Over the past year, OpenGov has attracted 60 cities to its platform, including Jersey City, N.J.; Anaheim and Riverside, Calif. It charges cities, as well as other government agencies like schools and counties, $2,000 to $30,000 per year.
That’s a fee Bookman characterized as “ludicrously inexpensive,” especially in comparison to comparable custom projects like New York City’s Checkbook NYC 2.0, which cost a reported $2.1 million or more. “And it has canned graphs,” Bookman said of the New York site, as compared to OpenGov’s more open-ended tools.
(Of course, OpenGov is far from the only outfit that’s trying to nudge governments to put more information online; in fact, the Sunlight Foundation, a non-profit group that advocates for government data transparency, also has a separate and unrelated grant program called OpenGov.)
Bookman carries himself like so many other Silicon Valley founder types, with manic swagger backed by an impressive resume: University of Maryland valedictorian, Harvard and Yale graduate degrees, Fulbright fellowship to study corruption in Mexico, federal law clerk, adviser to NATO’s Afghanistan anti-corruption task force.
But actually, what makes Bookman stand out is that he’s doing something that most of his techie peers would think too boring and pedestrian.
Will OpenGov make a real difference? That’s not clear yet.
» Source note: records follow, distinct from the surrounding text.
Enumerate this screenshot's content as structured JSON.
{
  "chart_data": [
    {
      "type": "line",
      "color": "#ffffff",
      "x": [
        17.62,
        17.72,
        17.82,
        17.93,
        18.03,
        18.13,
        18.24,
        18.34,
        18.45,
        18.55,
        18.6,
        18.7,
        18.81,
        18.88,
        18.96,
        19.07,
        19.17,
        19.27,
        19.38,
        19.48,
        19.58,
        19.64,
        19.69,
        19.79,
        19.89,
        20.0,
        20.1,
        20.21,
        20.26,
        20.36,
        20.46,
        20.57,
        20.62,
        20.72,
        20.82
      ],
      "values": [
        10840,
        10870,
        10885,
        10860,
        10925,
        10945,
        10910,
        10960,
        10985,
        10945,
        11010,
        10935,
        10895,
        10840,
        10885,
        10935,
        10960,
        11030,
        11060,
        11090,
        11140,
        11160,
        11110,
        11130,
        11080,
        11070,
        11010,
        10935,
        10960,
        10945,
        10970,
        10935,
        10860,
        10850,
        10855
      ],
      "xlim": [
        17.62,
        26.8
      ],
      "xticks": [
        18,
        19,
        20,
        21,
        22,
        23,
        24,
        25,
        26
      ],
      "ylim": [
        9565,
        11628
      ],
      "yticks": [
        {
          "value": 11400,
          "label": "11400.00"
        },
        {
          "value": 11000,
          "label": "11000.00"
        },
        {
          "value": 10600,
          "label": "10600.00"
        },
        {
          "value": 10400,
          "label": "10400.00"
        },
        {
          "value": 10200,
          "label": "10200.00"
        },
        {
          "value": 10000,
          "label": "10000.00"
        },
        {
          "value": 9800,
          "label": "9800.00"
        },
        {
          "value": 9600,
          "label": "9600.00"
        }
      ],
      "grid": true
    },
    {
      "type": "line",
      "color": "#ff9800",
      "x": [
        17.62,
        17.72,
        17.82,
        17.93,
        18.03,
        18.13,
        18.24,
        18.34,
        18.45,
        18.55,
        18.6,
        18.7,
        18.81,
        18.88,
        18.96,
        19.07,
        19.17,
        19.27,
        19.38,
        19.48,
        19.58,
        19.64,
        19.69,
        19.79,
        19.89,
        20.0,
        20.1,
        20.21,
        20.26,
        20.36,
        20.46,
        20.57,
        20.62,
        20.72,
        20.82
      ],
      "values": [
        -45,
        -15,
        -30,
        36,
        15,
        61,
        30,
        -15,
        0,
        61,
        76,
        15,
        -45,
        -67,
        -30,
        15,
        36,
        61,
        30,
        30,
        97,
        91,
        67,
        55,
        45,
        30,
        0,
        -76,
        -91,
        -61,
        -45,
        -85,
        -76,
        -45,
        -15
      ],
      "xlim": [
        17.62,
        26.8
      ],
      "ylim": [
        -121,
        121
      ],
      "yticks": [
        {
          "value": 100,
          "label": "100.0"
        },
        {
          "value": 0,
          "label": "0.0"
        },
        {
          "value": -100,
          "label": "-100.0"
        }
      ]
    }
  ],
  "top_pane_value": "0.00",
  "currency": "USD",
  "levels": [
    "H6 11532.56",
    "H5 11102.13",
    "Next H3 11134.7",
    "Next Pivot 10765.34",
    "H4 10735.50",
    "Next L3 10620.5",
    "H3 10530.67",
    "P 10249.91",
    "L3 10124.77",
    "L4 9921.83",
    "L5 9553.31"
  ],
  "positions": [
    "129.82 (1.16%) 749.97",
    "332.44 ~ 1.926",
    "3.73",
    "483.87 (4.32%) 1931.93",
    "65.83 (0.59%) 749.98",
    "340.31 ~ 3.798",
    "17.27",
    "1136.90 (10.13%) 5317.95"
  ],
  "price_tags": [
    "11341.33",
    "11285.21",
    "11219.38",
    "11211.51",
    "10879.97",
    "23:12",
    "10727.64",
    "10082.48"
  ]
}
When asked to come up with examples of where OpenGov has exposed funding disparities or discrepancies that led to some real change or fueled important investigative reporting, Bookman drew a blank, saying it was too early to have those testimonials in the bank.
Bookman’s co-founders at OpenGov include two Stanford engineers and Joe Lonsdale, the repeat entrepreneur and now venture capitalist most famous for helping create the data mining company Palantir.
Lonsdale, who is OpenGov’s chairman, told Re/code he thinks of the company as a monetary opportunity as well as a way to make governments more efficient.
He said: “In particular, over the next couple years I’m excited about how cities can learn from each other’s results and create an internal report card to see where they are strong, and where they can improve or cut back unnecessary spend tied to special interests and reallocate spend to areas that citizens would be more likely to support.”
Lonsdale’s Formation8, along with Thrive Capital, Founders Collective, Founders Fund, Valiant Capital and other investors, has put $7.2 million into OpenGov.